Там пять этажей бледно-розовых приторно, тошно слепились орнаментом, точно сладчайшими кремами торта; а верх убегал в темноту ниспадающей ночи лиловой (нет, – черно-лиловой); внизу – просияло; за этим окном – блеск граненых флаконов; за тем – углублялись пространства: гардины, драпри, брокатели; оливковый штоф, парчовые полоски обой, этажерки, статуйки и мебели разных набивок, – как будто таимые комнаты космоса бросились в улицу: с ясным приказчиком в четком пролизе пробора, который, пурпурясь устами, чуть-чуть протянувшись, с волнистой бородкой стоял неподвижно перед дамочкой, вытянув ей брокатели; их щупала дама, склонясь завитою головкой, сквозною вуалью: блондиночка!
Автомобили неслись.
И казались чудовищными головами рычащих и светом оскаленных мопсов: летели оттуда, где розблески светов, где издали взвизгивали трамваи, поплескивая то лазоревым, то фиолетовым.
Белый Кузнецкий!
11
И нет!
Эдуард Эдуардович в ней разыгрался источником всех совершенств; и, конечно, Лизаша бродила душою по мигам но переполненной жизни; следила за мигами жизни отца, строя в мигах тропу для себя; но тропа – обрывалась.: стояла над бездной. Вперялася в бездну.
Пусть был коммерсантом; ей грезился Сольнес, строитель прекраснейшей жизни (Лизаша в те дни увлекалася Ибсеном); может быть, виделся Боркман [34]; а может быть, даже…; но тут – разверзалась невнятица; делалось ясно, что что-то – не так: не по Ибсену. Даже – не Боркман!
Как сыщица, в мыслях гонялась за жестами жизни его; и потом утопала в русалочьем мире, бродя по мандровской квартире с зеленым, бессонным лицом, в перекуре сжигаемых папиросок.
Она разучила все жесты отца: этот жест относился – к этому; тот же – к тому; знала – приход Кавалевера значил: дела с заграничными фирмами; а телефонный звонок Мердицевича – дело с Сибирью; поездки к мадам Эвихкайтен всегда означали: мадам Миндалянская там; к Миндалянской она ревновала.

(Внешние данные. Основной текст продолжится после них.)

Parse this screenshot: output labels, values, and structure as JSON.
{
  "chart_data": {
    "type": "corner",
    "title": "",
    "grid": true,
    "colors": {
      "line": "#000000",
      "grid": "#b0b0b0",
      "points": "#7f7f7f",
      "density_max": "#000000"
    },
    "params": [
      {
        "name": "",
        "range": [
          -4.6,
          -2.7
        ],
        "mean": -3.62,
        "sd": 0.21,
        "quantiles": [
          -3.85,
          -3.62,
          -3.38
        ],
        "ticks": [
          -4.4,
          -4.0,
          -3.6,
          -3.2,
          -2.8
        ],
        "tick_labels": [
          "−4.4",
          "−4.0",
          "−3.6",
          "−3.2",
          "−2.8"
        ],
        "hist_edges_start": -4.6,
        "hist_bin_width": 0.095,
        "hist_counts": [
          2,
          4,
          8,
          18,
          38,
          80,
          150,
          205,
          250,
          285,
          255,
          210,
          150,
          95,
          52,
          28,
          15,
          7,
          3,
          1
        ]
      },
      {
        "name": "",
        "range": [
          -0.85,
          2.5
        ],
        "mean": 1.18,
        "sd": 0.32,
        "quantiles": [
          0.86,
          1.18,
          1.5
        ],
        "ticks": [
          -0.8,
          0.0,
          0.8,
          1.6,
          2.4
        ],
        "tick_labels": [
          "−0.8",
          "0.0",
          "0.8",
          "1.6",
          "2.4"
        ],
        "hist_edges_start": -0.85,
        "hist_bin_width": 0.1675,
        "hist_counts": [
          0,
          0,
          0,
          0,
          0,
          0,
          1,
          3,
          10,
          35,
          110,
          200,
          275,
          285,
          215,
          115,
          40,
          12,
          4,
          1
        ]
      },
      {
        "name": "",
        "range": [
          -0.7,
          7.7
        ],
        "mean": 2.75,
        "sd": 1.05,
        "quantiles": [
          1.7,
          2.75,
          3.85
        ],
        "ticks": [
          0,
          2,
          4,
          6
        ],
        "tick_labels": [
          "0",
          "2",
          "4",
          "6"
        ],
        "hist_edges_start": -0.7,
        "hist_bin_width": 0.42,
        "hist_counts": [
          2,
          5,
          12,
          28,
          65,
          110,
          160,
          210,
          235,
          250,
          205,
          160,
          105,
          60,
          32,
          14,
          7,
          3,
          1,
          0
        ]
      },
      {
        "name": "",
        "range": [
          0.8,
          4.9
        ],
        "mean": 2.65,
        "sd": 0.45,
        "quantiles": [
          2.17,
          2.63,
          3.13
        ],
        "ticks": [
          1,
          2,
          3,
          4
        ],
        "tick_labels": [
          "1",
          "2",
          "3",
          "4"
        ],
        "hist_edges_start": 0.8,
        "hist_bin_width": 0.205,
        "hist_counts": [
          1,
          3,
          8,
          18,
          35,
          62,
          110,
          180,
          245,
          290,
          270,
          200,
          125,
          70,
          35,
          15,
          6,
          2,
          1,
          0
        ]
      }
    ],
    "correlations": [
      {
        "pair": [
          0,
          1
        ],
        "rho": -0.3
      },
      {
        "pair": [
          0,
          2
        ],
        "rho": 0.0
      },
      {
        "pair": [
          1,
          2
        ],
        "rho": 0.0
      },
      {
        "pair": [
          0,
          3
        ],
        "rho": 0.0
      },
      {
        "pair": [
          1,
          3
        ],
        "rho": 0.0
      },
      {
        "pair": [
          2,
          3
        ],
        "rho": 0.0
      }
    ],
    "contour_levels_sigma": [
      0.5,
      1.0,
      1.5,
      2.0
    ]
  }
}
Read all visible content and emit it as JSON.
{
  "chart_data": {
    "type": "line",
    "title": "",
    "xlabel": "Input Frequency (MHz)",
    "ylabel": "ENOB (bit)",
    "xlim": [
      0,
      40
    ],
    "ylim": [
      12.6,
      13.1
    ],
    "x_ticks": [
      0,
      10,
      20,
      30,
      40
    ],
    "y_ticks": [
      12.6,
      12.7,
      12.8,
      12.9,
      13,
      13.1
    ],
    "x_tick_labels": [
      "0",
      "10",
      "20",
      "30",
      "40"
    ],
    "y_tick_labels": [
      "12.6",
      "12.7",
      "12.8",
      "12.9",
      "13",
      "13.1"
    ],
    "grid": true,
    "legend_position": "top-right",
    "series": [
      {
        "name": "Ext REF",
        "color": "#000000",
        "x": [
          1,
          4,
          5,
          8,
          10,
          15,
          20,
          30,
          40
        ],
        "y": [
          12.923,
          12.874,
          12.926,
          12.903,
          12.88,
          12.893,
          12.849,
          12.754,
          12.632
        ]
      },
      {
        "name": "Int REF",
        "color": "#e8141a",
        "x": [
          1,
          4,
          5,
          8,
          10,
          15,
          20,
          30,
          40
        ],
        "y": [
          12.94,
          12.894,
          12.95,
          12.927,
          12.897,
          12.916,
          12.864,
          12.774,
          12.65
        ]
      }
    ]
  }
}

Но все было ясно: зачем, почему, кто, куда.
И совсем не казалось ей внятным, зачем, например, появлялся противный смеющийся карлик – без носа, с про-тухшим лицом; и зачем появлялся с неделю назад неприятный скопец, по фамилии Грибиков.
– Богушка, кто это?
– Вы любопытны, сестрица.
И более он ничего не прибавил. А эта бумажка?
Лизаша стояла одна в кабинете отца и синила своей папироскою комнату, пальцем разглаживая бумажку, которую подобрала на ковре, в кабинете; бумажка была очень старая, желтая; почерк чужой, мелкий, бисерный, вычертил здесь, знаки «эф» и какие-то иксики; перечеркнул их; перепере…; словом, – понять невозможно; но – знала, что то математика; нет, – для чего математика? Знала она – для чего Кавалевер; и знала она – для чего Мердицевич и даже мадам Миндалянская: ясно, понятно! А тут понимание ее натыкалось на камень подводный; «тропа» обрывалась; и – бездна глядела.
Не знала – какая.
И также не знала она, почему ее «богушка» раз обозвал «Лизаветою Эдуардовною», не «сестрицей Аленушкой»; вспомнив, обиделась: и – засверкала глазами (как радий, тот сверк разъедает не душу, а самый телесный состав).